- Location: Relizane, Algeria
- Date: 30 December 1997
- Deaths: 272 to 412 villagers

= Wilaya of Relizane massacres of 30 December 1997 =

1997 mass killings during the Algerian Civil War

The Wilaya of Relizane massacres of 30 December 1997 were probably the single bloodiest day of killing in the Algerian Civil War of the 1990s. Many residents of four villages were killed; the exact number of casualties has varied according to sources.

==Background==
In 1998, Algeria was near the peak of a brutal civil war, which had begun after the military's cancellation of 1992 elections, which were about to be won by the Islamic Salvation Front (FIS). The arid, inaccessible, poor Ouarsenis Mountains, about 150 miles west of Algiers, had experienced little or no violence. In the 1997 elections, most inhabitants had voted for the pro-government FLN and RND.

On the first day of Ramadan, at about 6:15 pm, assailants, armed with axes and knives, swept down on four farming villages in the Ammi Moussa area, and killed hundreds of people as they sat down to break their fast:
- at Kherarba, or Ouled Kherarba, Khrouba or Khourba, 21 (officially) or 176 (Liberté) were killed;
- at Sahnoun, or Ouled Sahnoun, Ouled Sahnine, Ouled Sahrine or Ouled Sahnine, 29 or 113 were killed;
- at El-Abadel, or Al Abadel, 73 (Liberté), were killed;
- at Ouled-Tayeb, or Oulad Taieb, Ben Taïyeb or Douar Ouled Tayeb, 28 or 50 were killed.

The attackers killed families indiscriminately, including men, women, children and babies, in their homes; beheaded some; and butchered others. They threw babies over walls, reportedly even butchered dogs and livestock and left only at dawn. The assailants were dressed as "Afghans". Survivors were quoted in the Algerian press as identifying the leader of the assailants as Aoued Abdallah, called "Cheikh Noureddine", a western Algeria head of the Armed Islamic Group (GIA). Pamphlets were reportedly distributed in Algiers that announced, "We will arrive here soon. We have breakfasted in Algiers, we will dine in Oran. Signed - GIA". The massacres were followed shortly afterwards by the Wilaya of Relizane massacres of 4 January 1998; together, the events provoked a widespread exodus from the region.
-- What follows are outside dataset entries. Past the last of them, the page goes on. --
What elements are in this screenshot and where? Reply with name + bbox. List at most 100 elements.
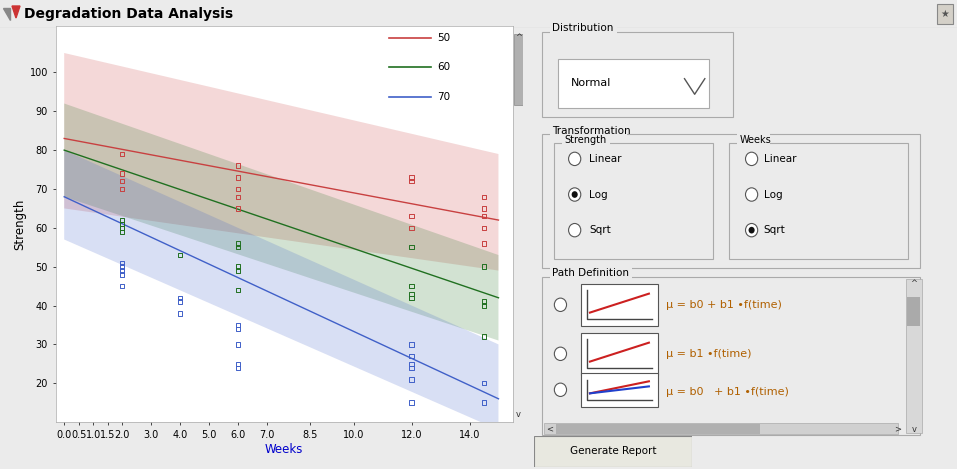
Bar [554,144,713,259]
Point [231,174,246,181]
Bar [550,21,617,34]
Circle shape [746,152,758,166]
Y-axis label: Strength: Strength [13,198,27,250]
Text: Linear: Linear [764,154,796,164]
Text: μ = b0 + b1 •f(time): μ = b0 + b1 •f(time) [666,300,782,310]
Point [404,212,419,220]
Point [477,302,492,309]
Point [231,340,246,348]
Circle shape [746,188,758,201]
Point [172,251,188,259]
Polygon shape [12,6,20,18]
Point [231,193,246,201]
Text: Log: Log [764,189,783,199]
Text: <: < [545,424,553,433]
Point [477,333,492,340]
Text: Degradation Data Analysis: Degradation Data Analysis [24,7,234,21]
Point [231,185,246,193]
Bar [581,333,658,375]
Point [231,325,246,333]
Point [404,352,419,360]
Bar [556,424,760,434]
Point [231,360,246,368]
Point [172,294,188,302]
Point [404,177,419,185]
Text: >: > [895,424,901,433]
Point [172,310,188,317]
Bar [543,277,921,435]
Point [231,364,246,371]
Point [404,294,419,302]
Polygon shape [64,53,499,271]
X-axis label: Weeks: Weeks [265,443,303,455]
Text: 70: 70 [437,92,451,102]
Circle shape [554,383,567,396]
Point [404,340,419,348]
Point [404,376,419,383]
Text: Strength: Strength [565,135,607,145]
Point [115,267,130,274]
Point [115,177,130,185]
Bar [550,266,632,279]
Point [115,282,130,290]
Text: v: v [911,425,917,434]
Circle shape [554,347,567,361]
Text: Transformation: Transformation [552,126,631,136]
Bar [907,297,921,326]
Bar [550,123,627,136]
Polygon shape [64,104,499,340]
Point [172,298,188,305]
Bar [738,132,770,145]
Point [477,240,492,247]
Point [477,298,492,305]
Circle shape [571,191,578,198]
Text: Linear: Linear [589,154,621,164]
Text: ^: ^ [910,279,918,288]
Polygon shape [64,150,499,430]
Point [115,185,130,193]
Text: μ = b0   + b1 •f(time): μ = b0 + b1 •f(time) [666,387,790,397]
Bar [937,4,953,24]
Point [477,263,492,271]
Circle shape [554,298,567,311]
Text: 60: 60 [437,62,451,72]
Bar [563,132,610,145]
Point [477,224,492,232]
Bar [729,144,908,259]
Point [404,360,419,368]
Point [231,263,246,271]
Point [404,174,419,181]
Point [477,204,492,212]
Circle shape [748,227,755,234]
Text: Sqrt: Sqrt [589,225,611,235]
Point [115,228,130,235]
Bar [543,134,921,268]
Point [115,224,130,232]
Text: Sqrt: Sqrt [764,225,786,235]
Circle shape [746,224,758,237]
Text: 50: 50 [437,33,451,43]
Point [404,364,419,371]
Point [404,290,419,298]
Bar [545,423,898,434]
Text: ^: ^ [515,33,523,42]
Text: Generate Report: Generate Report [569,446,657,456]
Point [115,271,130,278]
Point [404,399,419,407]
Point [231,286,246,294]
Point [115,170,130,177]
Bar [581,284,658,326]
Bar [559,59,709,108]
Circle shape [568,188,581,201]
Point [115,150,130,158]
Point [115,224,130,232]
Bar [543,32,733,117]
Bar [581,373,658,407]
Point [404,243,419,251]
Bar [906,279,922,433]
Point [231,162,246,169]
Point [231,240,246,247]
Point [115,263,130,271]
Point [404,282,419,290]
Point [231,243,246,251]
The Algerian government told the UN Commission on Human Rights,(E/CN.4/2000/3/Add.1) "On 31 December 1997, a judicial inquiry was opened and on 8 February 1998 the examining magistrate ordered that further investigations be carried out. The legal proceedings continue".

==Reports of casualties==
As a result of the massacre, 78 people (the initial official estimate), 252 people (according to Le Matin and El Watan, quoting hospital sources), 272 people (according to the Algerian government's statement to the UN Commission on Human Rights (E/CN.4/2000/3/Add.1 ) or 412 people (according to Liberté) were killed in four villages.